Court challenge to proposed Meath wind farm fails
Engineer had claimed ‘fundamentally unfair’ planning procedure
John Callaghan had claimed a”fundamentally unfair” planning procedure was adopted for the development that meant there would be no public involvement in the process of carrying out an environmental impact assessment (EIA).
Ms Justice Caroline Costello today found Mr Callaghan had failed to establish the necessary substantial grounds for quashing the disputed decision of An Bord Pleanála of September 2014 that the development was a strategic infrastructural development, with the result the planning application could go directly before the board.
She could not accept Mr Callaghan’s central submission that the designation of the proposed application as strategic infrastructural development in any way predetermines the outcome, or any part of the outcome, of either the environmental impact assessment or the application for planning permission, the judge said.
The decision on whether or not to grant planning permission must be made on the basis it accords with proper planning and sustainable development in the area, she said.
Mr Callaghan had also failed to make out a case that the relevant EU directive was not properly transposed into Irish law, she held
Michael Cush SC, for Mr Callaghan, said his side wanted a short time to consider whether to seek a certificate for leave to appeal and also whether they would seek a stay in the matter. In those circumstances, the judge adjourned the matter to next week.
In his judicial review application, Mr Callaghan said he feared the proposed development on lands near his home will adversely impact on the environment and health and development of his young autistic son.

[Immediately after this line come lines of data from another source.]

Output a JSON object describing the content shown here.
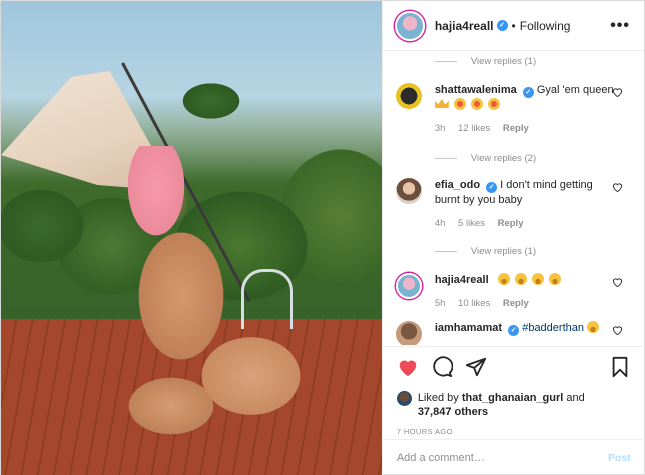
{
  "header": {
    "username": "hajia4reall",
    "separator": "•",
    "follow_label": "Following",
    "more_label": "•••"
  },
  "comments": [
    {
      "type": "view_replies",
      "label": "View replies (1)"
    },
    {
      "type": "comment",
      "username": "shattawalenima",
      "verified": true,
      "text": "Gyal 'em queen",
      "emojis": [
        "crown",
        "star",
        "star",
        "star"
      ],
      "time": "3h",
      "likes": "12 likes",
      "reply_label": "Reply",
      "avatar": "shatta"
    },
    {
      "type": "view_replies",
      "label": "View replies (2)"
    },
    {
      "type": "comment",
      "username": "efia_odo",
      "verified": true,
      "text": "I don't mind getting burnt by you baby",
      "emojis": [],
      "time": "4h",
      "likes": "5 likes",
      "reply_label": "Reply",
      "avatar": "efia"
    },
    {
      "type": "view_replies",
      "label": "View replies (1)"
    },
    {
      "type": "comment",
      "username": "hajia4reall",
      "verified": false,
      "text": "",
      "emojis": [
        "smile",
        "smile",
        "smile",
        "smile"
      ],
      "time": "5h",
      "likes": "10 likes",
      "reply_label": "Reply",
      "avatar": "hajia"
    },
    {
      "type": "comment",
      "username": "iamhamamat",
      "verified": true,
      "text": "#badderthan",
      "emojis": [
        "smile"
      ],
      "time": "",
      "likes": "",
      "reply_label": "",
      "avatar": "iam"
    }
  ],
  "likes": {
    "prefix": "Liked by",
    "user": "that_ghanaian_gurl",
    "middle": "and",
    "count": "37,847 others"
  },
  "timestamp": "7 HOURS AGO",
  "add_comment": {
    "placeholder": "Add a comment…",
    "post_label": "Post"
  },
  "icons": {
    "like": "heart-icon",
    "comment": "comment-icon",
    "share": "share-icon",
    "save": "bookmark-icon"
  },
  "colors": {
    "like_red": "#ed4956",
    "verified_blue": "#3897f0",
    "post_disabled": "#b2dffc",
    "muted": "#8e8e8e"
  }
}
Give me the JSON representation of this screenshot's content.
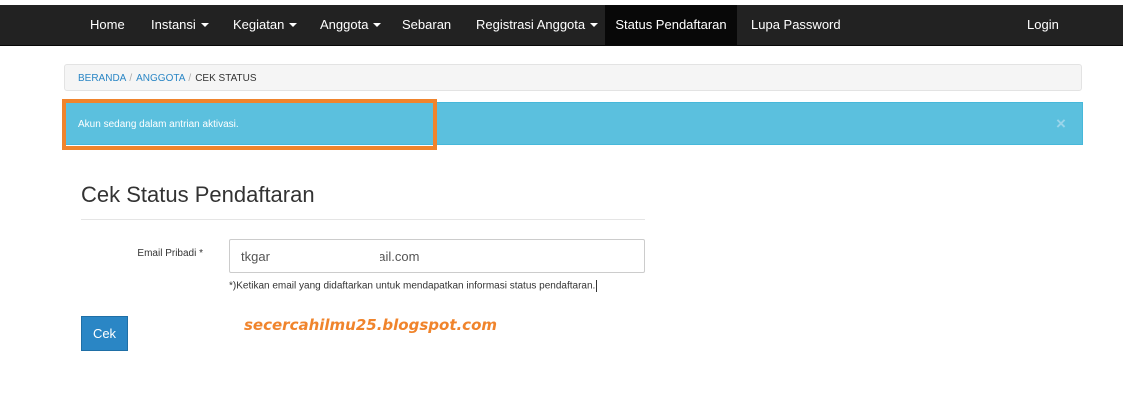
{
  "nav": {
    "home": "Home",
    "instansi": "Instansi",
    "kegiatan": "Kegiatan",
    "anggota": "Anggota",
    "sebaran": "Sebaran",
    "registrasi": "Registrasi Anggota",
    "status": "Status Pendaftaran",
    "lupa_password": "Lupa Password",
    "login": "Login"
  },
  "breadcrumb": {
    "beranda": "BERANDA",
    "anggota": "ANGGOTA",
    "current": "CEK STATUS",
    "separator": "/"
  },
  "alert": {
    "message": "Akun sedang dalam antrian aktivasi.",
    "close_symbol": "×"
  },
  "form": {
    "title": "Cek Status Pendaftaran",
    "email_label": "Email Pribadi *",
    "email_value": "tkgar                              ail.com",
    "help_text": "*)Ketikan email yang didaftarkan untuk mendapatkan informasi status pendaftaran.",
    "submit_label": "Cek"
  },
  "watermark": "secercahilmu25.blogspot.com",
  "colors": {
    "navbar": "#222222",
    "active_nav": "#080808",
    "alert_bg": "#5bc0de",
    "primary": "#2a86c5",
    "highlight": "#f0842c"
  }
}
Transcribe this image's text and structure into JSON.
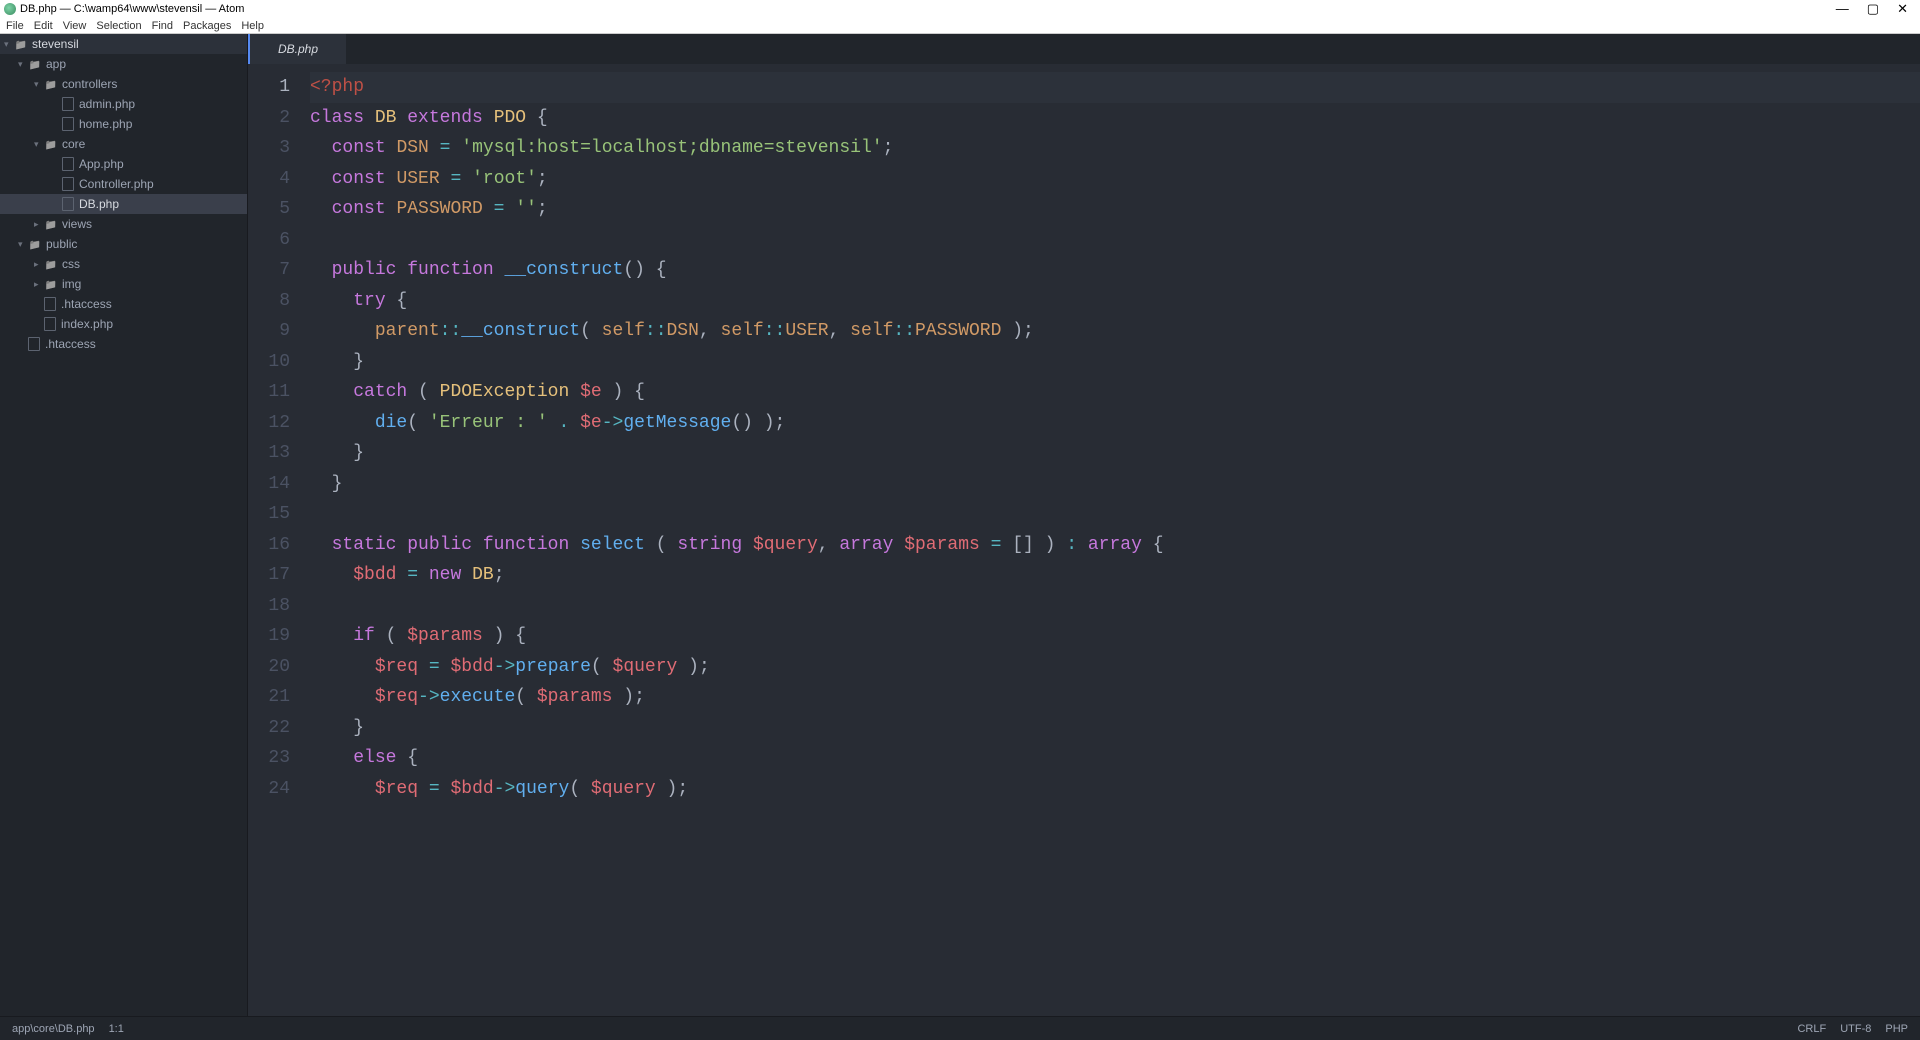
{
  "title": "DB.php — C:\\wamp64\\www\\stevensil — Atom",
  "window": {
    "min": "—",
    "max": "▢",
    "close": "✕"
  },
  "menu": [
    "File",
    "Edit",
    "View",
    "Selection",
    "Find",
    "Packages",
    "Help"
  ],
  "project": {
    "root": "stevensil",
    "tree": [
      {
        "type": "folder",
        "name": "app",
        "open": true,
        "depth": 1
      },
      {
        "type": "folder",
        "name": "controllers",
        "open": true,
        "depth": 2
      },
      {
        "type": "file",
        "name": "admin.php",
        "depth": 3
      },
      {
        "type": "file",
        "name": "home.php",
        "depth": 3
      },
      {
        "type": "folder",
        "name": "core",
        "open": true,
        "depth": 2
      },
      {
        "type": "file",
        "name": "App.php",
        "depth": 3
      },
      {
        "type": "file",
        "name": "Controller.php",
        "depth": 3
      },
      {
        "type": "file",
        "name": "DB.php",
        "depth": 3,
        "selected": true
      },
      {
        "type": "folder",
        "name": "views",
        "open": false,
        "depth": 2
      },
      {
        "type": "folder",
        "name": "public",
        "open": true,
        "depth": 1
      },
      {
        "type": "folder",
        "name": "css",
        "open": false,
        "depth": 2
      },
      {
        "type": "folder",
        "name": "img",
        "open": false,
        "depth": 2
      },
      {
        "type": "file",
        "name": ".htaccess",
        "depth": 2
      },
      {
        "type": "file",
        "name": "index.php",
        "depth": 2
      },
      {
        "type": "file",
        "name": ".htaccess",
        "depth": 1
      }
    ]
  },
  "tab": "DB.php",
  "status": {
    "path": "app\\core\\DB.php",
    "cursor": "1:1",
    "lineend": "CRLF",
    "encoding": "UTF-8",
    "lang": "PHP"
  },
  "code": [
    {
      "n": 1,
      "active": true,
      "spans": [
        [
          "phptag",
          "<?php"
        ]
      ]
    },
    {
      "n": 2,
      "spans": [
        [
          "k",
          "class"
        ],
        [
          "pn",
          " "
        ],
        [
          "cls",
          "DB"
        ],
        [
          "pn",
          " "
        ],
        [
          "k",
          "extends"
        ],
        [
          "pn",
          " "
        ],
        [
          "cls",
          "PDO"
        ],
        [
          "pn",
          " {"
        ]
      ]
    },
    {
      "n": 3,
      "spans": [
        [
          "pn",
          "  "
        ],
        [
          "k",
          "const"
        ],
        [
          "pn",
          " "
        ],
        [
          "cst",
          "DSN"
        ],
        [
          "pn",
          " "
        ],
        [
          "op",
          "="
        ],
        [
          "pn",
          " "
        ],
        [
          "str",
          "'mysql:host=localhost;dbname=stevensil'"
        ],
        [
          "pn",
          ";"
        ]
      ]
    },
    {
      "n": 4,
      "spans": [
        [
          "pn",
          "  "
        ],
        [
          "k",
          "const"
        ],
        [
          "pn",
          " "
        ],
        [
          "cst",
          "USER"
        ],
        [
          "pn",
          " "
        ],
        [
          "op",
          "="
        ],
        [
          "pn",
          " "
        ],
        [
          "str",
          "'root'"
        ],
        [
          "pn",
          ";"
        ]
      ]
    },
    {
      "n": 5,
      "spans": [
        [
          "pn",
          "  "
        ],
        [
          "k",
          "const"
        ],
        [
          "pn",
          " "
        ],
        [
          "cst",
          "PASSWORD"
        ],
        [
          "pn",
          " "
        ],
        [
          "op",
          "="
        ],
        [
          "pn",
          " "
        ],
        [
          "str",
          "''"
        ],
        [
          "pn",
          ";"
        ]
      ]
    },
    {
      "n": 6,
      "spans": []
    },
    {
      "n": 7,
      "spans": [
        [
          "pn",
          "  "
        ],
        [
          "k",
          "public"
        ],
        [
          "pn",
          " "
        ],
        [
          "k",
          "function"
        ],
        [
          "pn",
          " "
        ],
        [
          "fn",
          "__construct"
        ],
        [
          "pn",
          "() {"
        ]
      ]
    },
    {
      "n": 8,
      "spans": [
        [
          "pn",
          "    "
        ],
        [
          "k",
          "try"
        ],
        [
          "pn",
          " {"
        ]
      ]
    },
    {
      "n": 9,
      "spans": [
        [
          "pn",
          "      "
        ],
        [
          "cst",
          "parent"
        ],
        [
          "op",
          "::"
        ],
        [
          "fn",
          "__construct"
        ],
        [
          "pn",
          "( "
        ],
        [
          "cst",
          "self"
        ],
        [
          "op",
          "::"
        ],
        [
          "cst",
          "DSN"
        ],
        [
          "pn",
          ", "
        ],
        [
          "cst",
          "self"
        ],
        [
          "op",
          "::"
        ],
        [
          "cst",
          "USER"
        ],
        [
          "pn",
          ", "
        ],
        [
          "cst",
          "self"
        ],
        [
          "op",
          "::"
        ],
        [
          "cst",
          "PASSWORD"
        ],
        [
          "pn",
          " );"
        ]
      ]
    },
    {
      "n": 10,
      "spans": [
        [
          "pn",
          "    }"
        ]
      ]
    },
    {
      "n": 11,
      "spans": [
        [
          "pn",
          "    "
        ],
        [
          "k",
          "catch"
        ],
        [
          "pn",
          " ( "
        ],
        [
          "cls",
          "PDOException"
        ],
        [
          "pn",
          " "
        ],
        [
          "var",
          "$e"
        ],
        [
          "pn",
          " ) {"
        ]
      ]
    },
    {
      "n": 12,
      "spans": [
        [
          "pn",
          "      "
        ],
        [
          "fn",
          "die"
        ],
        [
          "pn",
          "( "
        ],
        [
          "str",
          "'Erreur : '"
        ],
        [
          "pn",
          " "
        ],
        [
          "op",
          "."
        ],
        [
          "pn",
          " "
        ],
        [
          "var",
          "$e"
        ],
        [
          "op",
          "->"
        ],
        [
          "fn",
          "getMessage"
        ],
        [
          "pn",
          "() );"
        ]
      ]
    },
    {
      "n": 13,
      "spans": [
        [
          "pn",
          "    }"
        ]
      ]
    },
    {
      "n": 14,
      "spans": [
        [
          "pn",
          "  }"
        ]
      ]
    },
    {
      "n": 15,
      "spans": []
    },
    {
      "n": 16,
      "spans": [
        [
          "pn",
          "  "
        ],
        [
          "k",
          "static"
        ],
        [
          "pn",
          " "
        ],
        [
          "k",
          "public"
        ],
        [
          "pn",
          " "
        ],
        [
          "k",
          "function"
        ],
        [
          "pn",
          " "
        ],
        [
          "fn",
          "select"
        ],
        [
          "pn",
          " ( "
        ],
        [
          "k",
          "string"
        ],
        [
          "pn",
          " "
        ],
        [
          "var",
          "$query"
        ],
        [
          "pn",
          ", "
        ],
        [
          "k",
          "array"
        ],
        [
          "pn",
          " "
        ],
        [
          "var",
          "$params"
        ],
        [
          "pn",
          " "
        ],
        [
          "op",
          "="
        ],
        [
          "pn",
          " [] ) "
        ],
        [
          "op",
          ":"
        ],
        [
          "pn",
          " "
        ],
        [
          "k",
          "array"
        ],
        [
          "pn",
          " {"
        ]
      ]
    },
    {
      "n": 17,
      "spans": [
        [
          "pn",
          "    "
        ],
        [
          "var",
          "$bdd"
        ],
        [
          "pn",
          " "
        ],
        [
          "op",
          "="
        ],
        [
          "pn",
          " "
        ],
        [
          "k",
          "new"
        ],
        [
          "pn",
          " "
        ],
        [
          "cls",
          "DB"
        ],
        [
          "pn",
          ";"
        ]
      ]
    },
    {
      "n": 18,
      "spans": []
    },
    {
      "n": 19,
      "spans": [
        [
          "pn",
          "    "
        ],
        [
          "k",
          "if"
        ],
        [
          "pn",
          " ( "
        ],
        [
          "var",
          "$params"
        ],
        [
          "pn",
          " ) {"
        ]
      ]
    },
    {
      "n": 20,
      "spans": [
        [
          "pn",
          "      "
        ],
        [
          "var",
          "$req"
        ],
        [
          "pn",
          " "
        ],
        [
          "op",
          "="
        ],
        [
          "pn",
          " "
        ],
        [
          "var",
          "$bdd"
        ],
        [
          "op",
          "->"
        ],
        [
          "fn",
          "prepare"
        ],
        [
          "pn",
          "( "
        ],
        [
          "var",
          "$query"
        ],
        [
          "pn",
          " );"
        ]
      ]
    },
    {
      "n": 21,
      "spans": [
        [
          "pn",
          "      "
        ],
        [
          "var",
          "$req"
        ],
        [
          "op",
          "->"
        ],
        [
          "fn",
          "execute"
        ],
        [
          "pn",
          "( "
        ],
        [
          "var",
          "$params"
        ],
        [
          "pn",
          " );"
        ]
      ]
    },
    {
      "n": 22,
      "spans": [
        [
          "pn",
          "    }"
        ]
      ]
    },
    {
      "n": 23,
      "spans": [
        [
          "pn",
          "    "
        ],
        [
          "k",
          "else"
        ],
        [
          "pn",
          " {"
        ]
      ]
    },
    {
      "n": 24,
      "spans": [
        [
          "pn",
          "      "
        ],
        [
          "var",
          "$req"
        ],
        [
          "pn",
          " "
        ],
        [
          "op",
          "="
        ],
        [
          "pn",
          " "
        ],
        [
          "var",
          "$bdd"
        ],
        [
          "op",
          "->"
        ],
        [
          "fn",
          "query"
        ],
        [
          "pn",
          "( "
        ],
        [
          "var",
          "$query"
        ],
        [
          "pn",
          " );"
        ]
      ]
    }
  ]
}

He argued the provision of the planning acts under which An Bord Pleanála decided the proposed development has “strategic infrastructural status”, with the effect a planning application can be made directly to the board with no public involvement in the process of carrying out an EIA, was inconsistent with EC Directives aimed at the public having a say in the vital issue of assessing environmental impact.
Section 37A of the Planning and Development Act 2000 gives “no guidance at all” as to what is considered to be of strategic and economic importance, he also argued.
The proposed €240m Emlagh development is for 46 wind turbines, each with a height of up to 169 metres and a power output of 2.5 to 3.5MW, on three clusters of lands at Farragara, Castletownmoor and Ísealchríocha, near Kells.
The developer claims, if permission is secured, the wind farm will generate substantial electricity for up to 30 years, jobs and some €3.5 million for local projects over its lifetime.
The board is expected to give a decision shortly on the planning application by North Meath Wind Farm Ltd (NMWF), whose majority shareholder is Element Power Ireland Ltd (EPIL). Mr Callaghan’s case was brought against the board, while EPIL, Element Power Ireland and NMWF were notice parties.
Kevin O’Donovan, director of EPIL and NMWF, said the proposed development must have permission in place by late 2015 to be completed in time to meet Ireland’s 2020 renewable energy targets.
EPIL has developed some 45MW output of wind farms to date and hopes to complete construction of another 51MW in 2015, he said.